The drama takes place in Harry Hope’s saloon and rooming house, a dead-end location for desperate bottom-feeders who want nothing more complicated than to stay drunk and occasionally sleep. Over the play’s four acts, we come to know the “pipe dreams” that keep these bums alive: This one will return to the newspaper business, this one will take up an aborted legal career, this one will return as a hero to his native South Africa, and so on and so forth (there are about a dozen derelicts in the bar, and it takes time to introduce each one). After a long first act in which we come to know each despondent character, Theodore Hickman or “Hickey” arrives with a message. No more is he just a jokester and drink-buyer: Now he’s learned the truth, which is, you’ve got to give up on your pipe dreams in order to come alive. For the next three acts, we watch the barflies first resist and then try to absorb this new knowledge. But as anyone who remembers Ibsen’s (much briefer, much more potent) The Wild Duck will anticipate, it’s not always salutary to have your illusions shattered, and unreality is sometimes all a weak and battered soul can take. So Hickey brings not just truth but contention and the prospect of self-loathing to his down-and-out clientele. Finally, we get to the long fourth act, in which Hickey’s own — and his long-suffering wife’s — story is the subject. Averill-Snell’s performance of this monologue is outstanding — if you still have patience enough to listen.

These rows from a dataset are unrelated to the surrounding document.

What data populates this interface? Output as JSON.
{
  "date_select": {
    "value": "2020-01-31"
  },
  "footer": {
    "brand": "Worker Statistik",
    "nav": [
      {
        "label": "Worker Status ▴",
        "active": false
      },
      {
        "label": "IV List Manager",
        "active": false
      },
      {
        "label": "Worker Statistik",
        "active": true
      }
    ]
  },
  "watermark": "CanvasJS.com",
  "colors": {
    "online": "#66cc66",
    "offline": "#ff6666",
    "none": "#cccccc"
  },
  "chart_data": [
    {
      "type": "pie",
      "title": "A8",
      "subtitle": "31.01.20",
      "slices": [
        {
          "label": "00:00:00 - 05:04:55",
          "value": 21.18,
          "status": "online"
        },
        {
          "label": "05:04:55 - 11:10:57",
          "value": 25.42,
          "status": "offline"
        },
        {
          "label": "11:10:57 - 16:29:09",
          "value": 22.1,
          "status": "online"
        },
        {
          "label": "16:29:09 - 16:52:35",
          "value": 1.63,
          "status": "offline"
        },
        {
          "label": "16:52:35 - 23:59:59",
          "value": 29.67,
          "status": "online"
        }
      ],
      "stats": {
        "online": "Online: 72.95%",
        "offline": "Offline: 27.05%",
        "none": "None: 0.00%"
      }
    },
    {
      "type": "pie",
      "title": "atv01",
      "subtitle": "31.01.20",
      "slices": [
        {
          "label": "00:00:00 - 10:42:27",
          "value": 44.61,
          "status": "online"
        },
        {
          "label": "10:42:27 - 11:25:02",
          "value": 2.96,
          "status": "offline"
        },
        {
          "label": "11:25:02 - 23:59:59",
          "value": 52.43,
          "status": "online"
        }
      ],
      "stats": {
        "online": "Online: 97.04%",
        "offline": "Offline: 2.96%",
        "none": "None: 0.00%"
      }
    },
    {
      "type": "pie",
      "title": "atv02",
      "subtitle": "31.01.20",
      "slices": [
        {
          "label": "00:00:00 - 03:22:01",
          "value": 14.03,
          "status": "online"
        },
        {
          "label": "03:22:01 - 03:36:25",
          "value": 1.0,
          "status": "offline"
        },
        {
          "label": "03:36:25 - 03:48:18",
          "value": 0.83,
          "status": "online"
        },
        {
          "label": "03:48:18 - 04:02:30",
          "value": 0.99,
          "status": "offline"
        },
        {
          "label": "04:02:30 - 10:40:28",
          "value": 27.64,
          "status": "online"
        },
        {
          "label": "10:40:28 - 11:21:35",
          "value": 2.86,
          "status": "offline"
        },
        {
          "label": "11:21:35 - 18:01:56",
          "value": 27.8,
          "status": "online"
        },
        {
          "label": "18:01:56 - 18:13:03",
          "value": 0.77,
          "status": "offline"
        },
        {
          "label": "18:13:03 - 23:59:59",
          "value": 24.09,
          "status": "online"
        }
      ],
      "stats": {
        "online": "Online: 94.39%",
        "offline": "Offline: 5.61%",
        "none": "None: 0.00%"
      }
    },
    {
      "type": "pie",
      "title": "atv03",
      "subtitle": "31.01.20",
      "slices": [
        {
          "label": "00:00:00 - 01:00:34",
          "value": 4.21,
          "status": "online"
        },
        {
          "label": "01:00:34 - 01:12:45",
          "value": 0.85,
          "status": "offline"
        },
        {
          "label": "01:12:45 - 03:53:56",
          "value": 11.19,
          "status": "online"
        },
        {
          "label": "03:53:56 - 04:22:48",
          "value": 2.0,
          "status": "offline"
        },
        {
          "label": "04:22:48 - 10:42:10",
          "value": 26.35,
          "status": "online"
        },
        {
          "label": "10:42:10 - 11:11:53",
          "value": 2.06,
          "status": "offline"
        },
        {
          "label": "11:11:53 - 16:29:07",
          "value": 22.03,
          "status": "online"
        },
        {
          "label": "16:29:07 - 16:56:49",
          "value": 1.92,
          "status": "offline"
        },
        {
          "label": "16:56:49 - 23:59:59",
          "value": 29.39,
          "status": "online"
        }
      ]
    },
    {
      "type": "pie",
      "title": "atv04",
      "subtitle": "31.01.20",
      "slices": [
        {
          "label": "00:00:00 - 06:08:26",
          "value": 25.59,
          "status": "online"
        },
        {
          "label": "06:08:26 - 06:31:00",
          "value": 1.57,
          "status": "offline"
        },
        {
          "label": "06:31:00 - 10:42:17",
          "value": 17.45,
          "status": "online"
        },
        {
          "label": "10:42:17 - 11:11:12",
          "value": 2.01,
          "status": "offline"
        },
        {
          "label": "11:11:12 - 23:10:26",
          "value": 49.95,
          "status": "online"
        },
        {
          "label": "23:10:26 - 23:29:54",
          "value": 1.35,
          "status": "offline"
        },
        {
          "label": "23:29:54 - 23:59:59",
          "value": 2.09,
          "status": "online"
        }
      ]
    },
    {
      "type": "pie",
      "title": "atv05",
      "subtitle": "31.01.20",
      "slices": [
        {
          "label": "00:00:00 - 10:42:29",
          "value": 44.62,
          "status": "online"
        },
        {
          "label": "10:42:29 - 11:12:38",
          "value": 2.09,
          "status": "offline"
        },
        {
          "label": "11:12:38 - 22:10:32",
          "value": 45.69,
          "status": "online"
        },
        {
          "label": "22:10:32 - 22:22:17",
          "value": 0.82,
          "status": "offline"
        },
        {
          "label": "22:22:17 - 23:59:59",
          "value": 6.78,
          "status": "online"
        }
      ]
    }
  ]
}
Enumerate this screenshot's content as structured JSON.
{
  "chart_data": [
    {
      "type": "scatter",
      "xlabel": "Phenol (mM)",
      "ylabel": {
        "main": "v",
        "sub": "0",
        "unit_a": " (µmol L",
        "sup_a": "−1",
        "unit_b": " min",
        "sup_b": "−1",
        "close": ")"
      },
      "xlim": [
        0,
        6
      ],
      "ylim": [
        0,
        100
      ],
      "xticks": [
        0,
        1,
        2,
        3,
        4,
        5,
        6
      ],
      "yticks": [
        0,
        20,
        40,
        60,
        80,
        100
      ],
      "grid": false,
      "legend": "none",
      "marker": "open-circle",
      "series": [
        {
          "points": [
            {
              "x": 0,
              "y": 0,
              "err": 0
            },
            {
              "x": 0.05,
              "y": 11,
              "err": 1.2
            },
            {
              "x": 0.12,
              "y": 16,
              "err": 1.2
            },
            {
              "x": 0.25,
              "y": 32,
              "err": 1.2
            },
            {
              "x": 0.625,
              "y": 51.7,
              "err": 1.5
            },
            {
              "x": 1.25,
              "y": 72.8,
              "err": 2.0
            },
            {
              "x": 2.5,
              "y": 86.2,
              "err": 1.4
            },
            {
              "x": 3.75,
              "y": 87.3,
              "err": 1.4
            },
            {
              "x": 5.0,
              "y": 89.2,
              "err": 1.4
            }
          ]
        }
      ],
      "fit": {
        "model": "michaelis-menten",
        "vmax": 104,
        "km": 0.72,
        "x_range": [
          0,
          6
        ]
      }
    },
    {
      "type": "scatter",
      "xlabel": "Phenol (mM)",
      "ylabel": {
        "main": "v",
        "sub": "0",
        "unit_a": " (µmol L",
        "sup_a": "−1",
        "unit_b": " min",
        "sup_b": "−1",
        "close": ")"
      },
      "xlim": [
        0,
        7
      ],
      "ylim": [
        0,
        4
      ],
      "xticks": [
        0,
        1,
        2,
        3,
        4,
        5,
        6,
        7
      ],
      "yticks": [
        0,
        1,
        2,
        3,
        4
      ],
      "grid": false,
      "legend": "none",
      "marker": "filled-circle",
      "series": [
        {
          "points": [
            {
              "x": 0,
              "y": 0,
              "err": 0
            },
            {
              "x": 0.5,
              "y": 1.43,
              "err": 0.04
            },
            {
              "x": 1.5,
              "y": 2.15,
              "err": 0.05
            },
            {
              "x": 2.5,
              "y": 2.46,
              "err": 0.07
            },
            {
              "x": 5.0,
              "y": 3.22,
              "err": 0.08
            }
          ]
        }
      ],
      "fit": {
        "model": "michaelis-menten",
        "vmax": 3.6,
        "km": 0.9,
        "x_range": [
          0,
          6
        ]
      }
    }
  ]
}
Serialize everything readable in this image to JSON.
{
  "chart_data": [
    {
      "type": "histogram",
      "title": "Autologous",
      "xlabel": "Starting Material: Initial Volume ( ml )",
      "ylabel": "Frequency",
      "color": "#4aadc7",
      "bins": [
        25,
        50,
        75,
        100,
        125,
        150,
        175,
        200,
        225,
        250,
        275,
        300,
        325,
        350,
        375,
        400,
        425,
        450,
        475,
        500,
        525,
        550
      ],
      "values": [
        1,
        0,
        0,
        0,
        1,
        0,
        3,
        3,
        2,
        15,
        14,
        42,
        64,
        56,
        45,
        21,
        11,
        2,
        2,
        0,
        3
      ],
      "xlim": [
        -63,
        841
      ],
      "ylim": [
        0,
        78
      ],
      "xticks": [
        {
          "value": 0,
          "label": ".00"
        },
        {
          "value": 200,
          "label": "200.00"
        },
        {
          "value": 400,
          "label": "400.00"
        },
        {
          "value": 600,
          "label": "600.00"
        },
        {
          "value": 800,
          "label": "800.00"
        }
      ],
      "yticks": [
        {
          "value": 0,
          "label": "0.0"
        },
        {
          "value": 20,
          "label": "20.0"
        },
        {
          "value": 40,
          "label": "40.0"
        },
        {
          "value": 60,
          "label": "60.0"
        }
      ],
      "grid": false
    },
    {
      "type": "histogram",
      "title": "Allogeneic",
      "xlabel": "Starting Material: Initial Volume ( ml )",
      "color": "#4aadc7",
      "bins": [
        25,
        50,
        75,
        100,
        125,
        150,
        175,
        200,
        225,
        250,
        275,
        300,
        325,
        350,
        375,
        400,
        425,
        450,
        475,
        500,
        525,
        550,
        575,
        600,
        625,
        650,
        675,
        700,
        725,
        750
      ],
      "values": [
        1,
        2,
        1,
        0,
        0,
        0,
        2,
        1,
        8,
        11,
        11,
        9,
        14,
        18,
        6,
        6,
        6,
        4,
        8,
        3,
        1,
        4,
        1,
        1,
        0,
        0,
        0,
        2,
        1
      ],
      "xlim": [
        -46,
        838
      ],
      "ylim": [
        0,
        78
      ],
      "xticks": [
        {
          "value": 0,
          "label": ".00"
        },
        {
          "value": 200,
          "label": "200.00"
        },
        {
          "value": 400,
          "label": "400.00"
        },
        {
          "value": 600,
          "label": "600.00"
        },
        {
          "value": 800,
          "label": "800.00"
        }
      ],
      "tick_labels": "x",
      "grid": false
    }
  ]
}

But enough complaining: There are beauties in this production, and it would be unkind to ignore them. The look of the derelicts in several of the scenes — slumped over, sleeping, half-conscious, stupefied — is more expressive in its quiet way than much of the dialogue. O’Neill seems to have wanted a Last Supper look for his assembled vagrants, and director Frankel delivers this vividly, along with other pictorial triumphs. The three “tarts” in the bar — their pipe dream is that they’re not whores — are nicely impersonated by Cassidy Brooks, Sarah Pullman-Atanacio and Erin Foster, and the out-of-prison anarchist Hugo (Rosenthal) is so skillfully created, he seems to have arrived from some Platonic realm of Washed-Up Revolutionaries. The sets for Harry Hope’s bar are well-rendered by Lea Umberger, and the scene in which Hope himself tries to leave his bar for the first time in 20 years is so effective, it makes most of the other scenes quite unnecessary. If it’s suggested too often, there’s nonetheless power in O’Neill’s idea that we all, to some extent, cover over our failures with daydreams and denial. And there’s real grandeur in Averill-Snell’s performance, one of the best I’ve seen by one of our best actors.

But five hours! Surely you jest, Mr. O’Neill.

I’d better stop here: I’m repeating myself.